After two weeks of training in Israel, Sandy Springs Police Capt. Norman Vik wants to use what he learned about operational readiness to improve his department.
Vik, the South District Commander as well as the North Metro SWAT Commander, was part of a 16-member delegation of senior law enforcement officials from Georgia, Tennessee, North Carolina and Colorado. They spent two weeks in November in the Georgia International Law Enforcement Exchange’s (GILEE) 28th annual peer-to-peer executive training program in partnership with the Israel Police.
He said they had briefings on how police in Israel handle border security, as well as how they deal with terrorist acts and smuggling.
“We don’t have to deal with border control in Georgia, whereas their law enforcement not only do traffic control, traffic enforcement, criminal investigations, but they’re also responsible for border security,” Vik said.
He had a couple of classes with Israel’s unexploded ordnance teams and saw the work those individuals do day to day. He found that one of the most interesting parts of training is that they guarantee to be the first officer on scene in 15 minutes. In talking to one of the senior instructors, Vik explained Sandy Springs usually needs to call in an outside agency because it doesn’t have a bomb disposal team.
“They’re doing this stuff by themselves, just because of the sheer volume that they have sometimes,” Vik said.
He was also inspired by the amount of training the Israeli police do, which is more annually than most police departments in the U.S. Police departments like Sandy Springs may struggle to get the time to get on shooting ranges and get to defensive tactics classes and still make sure the city’s streets are covered, he said.
“They require whole squads to go train at one time. So they’ll take a whole squad of officers in, they’ll pull them off the street for a week at a time, just to do training,” Vik said.
Israel has a national academy for police training, which ensures that all officers receive the same training specific to their positions. In metro Atlanta, training for Sandy Springs officers may be different from what Brookhaven or Atlanta officers receive.
The first thing he wants to bring to the Sandy Springs Police Department is operational readiness training like he saw in Israel. Annually every officer must participate in training that includes physical activity, defensive tactics and firearms.
He plans to reach out to the program liaison in Israel to get a course layout for their operational readiness courses to see how it can be translated for Sandy Springs.
“For me, I think what’s next is to start moving forward and proposing some of these ideas to the senior command to the majors and deputy chiefs,” Vik said.
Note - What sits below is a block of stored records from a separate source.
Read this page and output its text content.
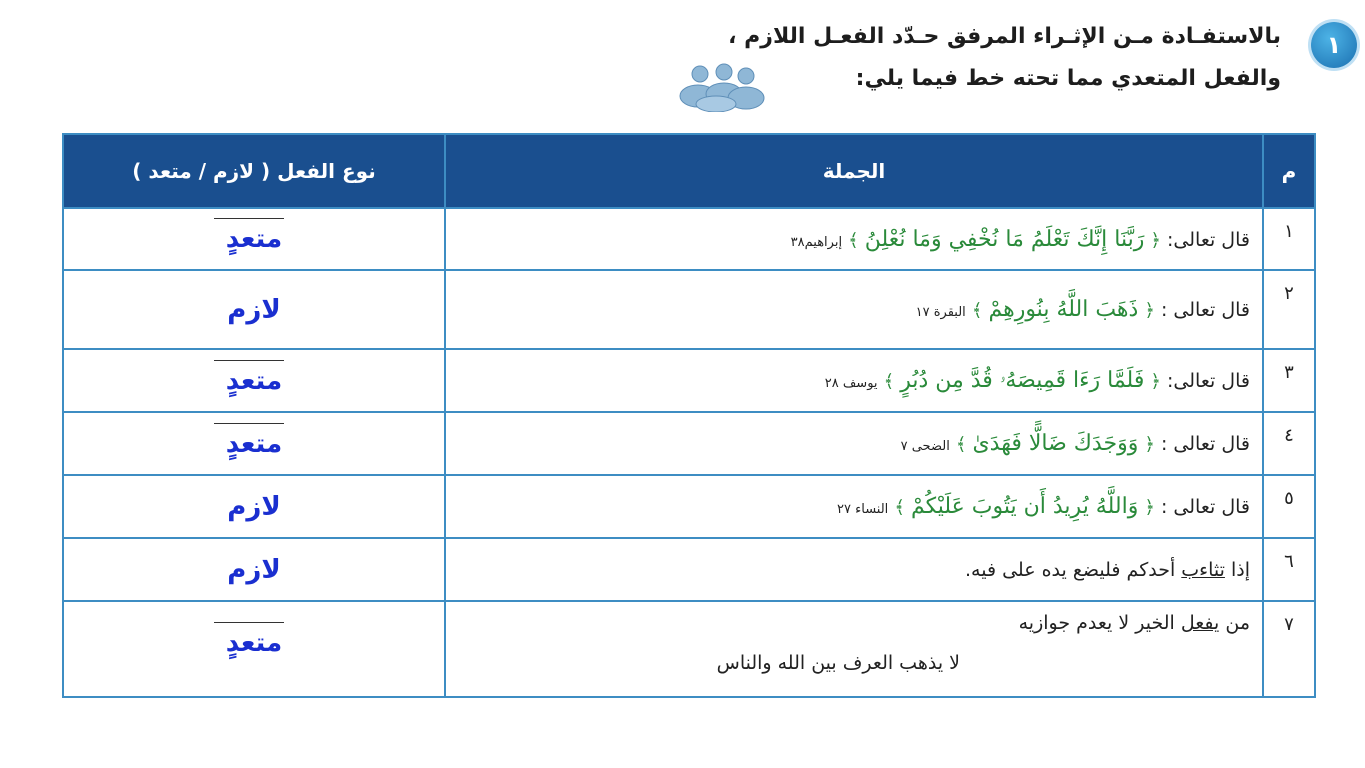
١
بالاستفـادة مـن الإثـراء المرفق حـدّد الفعـل اللازم ،
والفعل المتعدي مما تحته خط فيما يلي:
م	الجملة	نوع الفعل ( لازم / متعد )
١	قال تعالى: ﴿ رَبَّنَا إِنَّكَ تَعْلَمُ مَا نُخْفِي وَمَا نُعْلِنُ ﴾ إبراهيم٣٨	متعدٍ
٢	قال تعالى : ﴿ ذَهَبَ اللَّهُ بِنُورِهِمْ ﴾ البقرة ١٧	لازم
٣	قال تعالى: ﴿ فَلَمَّا رَءَا قَمِيصَهُۥ قُدَّ مِن دُبُرٍ ﴾ يوسف ٢٨	متعدٍ
٤	قال تعالى : ﴿ وَوَجَدَكَ ضَالًّا فَهَدَىٰ ﴾ الضحى ٧	متعدٍ
٥	قال تعالى : ﴿ وَاللَّهُ يُرِيدُ أَن يَتُوبَ عَلَيْكُمْ ﴾ النساء ٢٧	لازم
٦	إذا تثاءب أحدكم فليضع يده على فيه.	لازم
٧	من يفعل الخير لا يعدم جوازيه
لا يذهب العرف بين الله والناس	متعدٍ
Sandy Springs is already looking at department-wide martial arts training to help officers learn how to control individuals during an arrest without hurting anyone.
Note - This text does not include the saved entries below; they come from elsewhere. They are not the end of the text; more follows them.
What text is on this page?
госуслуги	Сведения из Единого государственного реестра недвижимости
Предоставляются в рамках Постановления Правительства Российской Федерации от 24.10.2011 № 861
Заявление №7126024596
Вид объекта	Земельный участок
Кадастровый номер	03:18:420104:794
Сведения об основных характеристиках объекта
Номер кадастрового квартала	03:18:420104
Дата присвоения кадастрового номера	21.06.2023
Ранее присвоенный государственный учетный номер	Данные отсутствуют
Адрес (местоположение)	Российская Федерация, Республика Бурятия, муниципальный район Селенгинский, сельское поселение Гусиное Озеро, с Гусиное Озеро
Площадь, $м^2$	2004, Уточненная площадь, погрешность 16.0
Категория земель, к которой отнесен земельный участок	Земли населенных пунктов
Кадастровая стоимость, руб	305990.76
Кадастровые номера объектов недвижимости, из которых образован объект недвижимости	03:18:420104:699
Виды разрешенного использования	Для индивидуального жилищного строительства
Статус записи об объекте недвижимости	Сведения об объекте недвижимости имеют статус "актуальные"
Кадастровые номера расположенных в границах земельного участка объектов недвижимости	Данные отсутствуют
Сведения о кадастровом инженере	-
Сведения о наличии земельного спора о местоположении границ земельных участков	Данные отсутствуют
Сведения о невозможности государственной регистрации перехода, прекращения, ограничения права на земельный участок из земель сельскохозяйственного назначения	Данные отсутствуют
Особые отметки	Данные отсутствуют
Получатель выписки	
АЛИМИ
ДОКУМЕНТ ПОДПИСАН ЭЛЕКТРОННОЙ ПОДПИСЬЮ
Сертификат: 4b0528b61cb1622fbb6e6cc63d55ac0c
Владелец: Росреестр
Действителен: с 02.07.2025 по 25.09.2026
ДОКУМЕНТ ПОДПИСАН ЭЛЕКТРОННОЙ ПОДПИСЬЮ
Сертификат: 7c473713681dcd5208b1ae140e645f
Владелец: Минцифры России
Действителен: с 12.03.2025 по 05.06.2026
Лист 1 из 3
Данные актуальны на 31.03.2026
“Most of the time, the reason people are getting hurt during an arrest situation is because of lack of control. So that’s why we’re looking at doing the martial arts for the whole department, just to better protect ourselves and protect the public,” Vik said.
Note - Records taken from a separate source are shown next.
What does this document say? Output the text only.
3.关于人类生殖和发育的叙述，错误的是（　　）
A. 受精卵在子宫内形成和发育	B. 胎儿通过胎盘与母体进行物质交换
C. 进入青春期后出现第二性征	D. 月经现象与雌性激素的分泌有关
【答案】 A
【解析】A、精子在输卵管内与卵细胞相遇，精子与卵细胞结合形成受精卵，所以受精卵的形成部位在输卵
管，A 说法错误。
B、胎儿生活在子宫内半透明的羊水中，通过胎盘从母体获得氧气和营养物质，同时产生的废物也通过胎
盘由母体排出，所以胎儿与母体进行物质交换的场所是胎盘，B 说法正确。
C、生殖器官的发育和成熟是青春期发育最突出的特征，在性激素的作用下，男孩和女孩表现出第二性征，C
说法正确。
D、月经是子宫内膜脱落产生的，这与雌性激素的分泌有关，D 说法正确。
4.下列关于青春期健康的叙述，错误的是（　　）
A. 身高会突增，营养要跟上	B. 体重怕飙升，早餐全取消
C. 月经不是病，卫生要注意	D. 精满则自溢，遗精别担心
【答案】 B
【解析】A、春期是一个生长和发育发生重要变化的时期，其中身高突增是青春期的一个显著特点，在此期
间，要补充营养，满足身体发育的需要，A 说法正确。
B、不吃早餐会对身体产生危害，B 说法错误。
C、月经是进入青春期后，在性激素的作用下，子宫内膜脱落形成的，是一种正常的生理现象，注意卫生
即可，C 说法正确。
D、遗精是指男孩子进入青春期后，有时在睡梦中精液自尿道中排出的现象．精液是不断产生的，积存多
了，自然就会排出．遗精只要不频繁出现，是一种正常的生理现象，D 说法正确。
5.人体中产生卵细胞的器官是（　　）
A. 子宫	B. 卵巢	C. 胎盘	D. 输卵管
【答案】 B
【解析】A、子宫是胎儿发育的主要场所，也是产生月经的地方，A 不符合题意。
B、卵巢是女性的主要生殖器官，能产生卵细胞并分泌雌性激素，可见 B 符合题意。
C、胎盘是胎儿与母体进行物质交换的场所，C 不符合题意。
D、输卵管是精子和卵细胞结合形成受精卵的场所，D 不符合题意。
During his 14 days on the ground in Israel, he said almost every minute involved training and briefing on procedures in Israel. Historical and cultural lessons were interwoven with the classes. For example, a trip to a town close to the Gaza Strip was an introduction to border security.
“You don’t notice it right away until somebody actually pointed out that every structure — playgrounds, bus stops — have a bomb shelter setup,” he said.
That’s when you realize the city is only a few kilometers away from the Gaza Strip, he said. “But you couldn’t tell by driving through the city. People are out walking the streets, children are playing, and it was like day-to-day business going on in that city,” Vik said.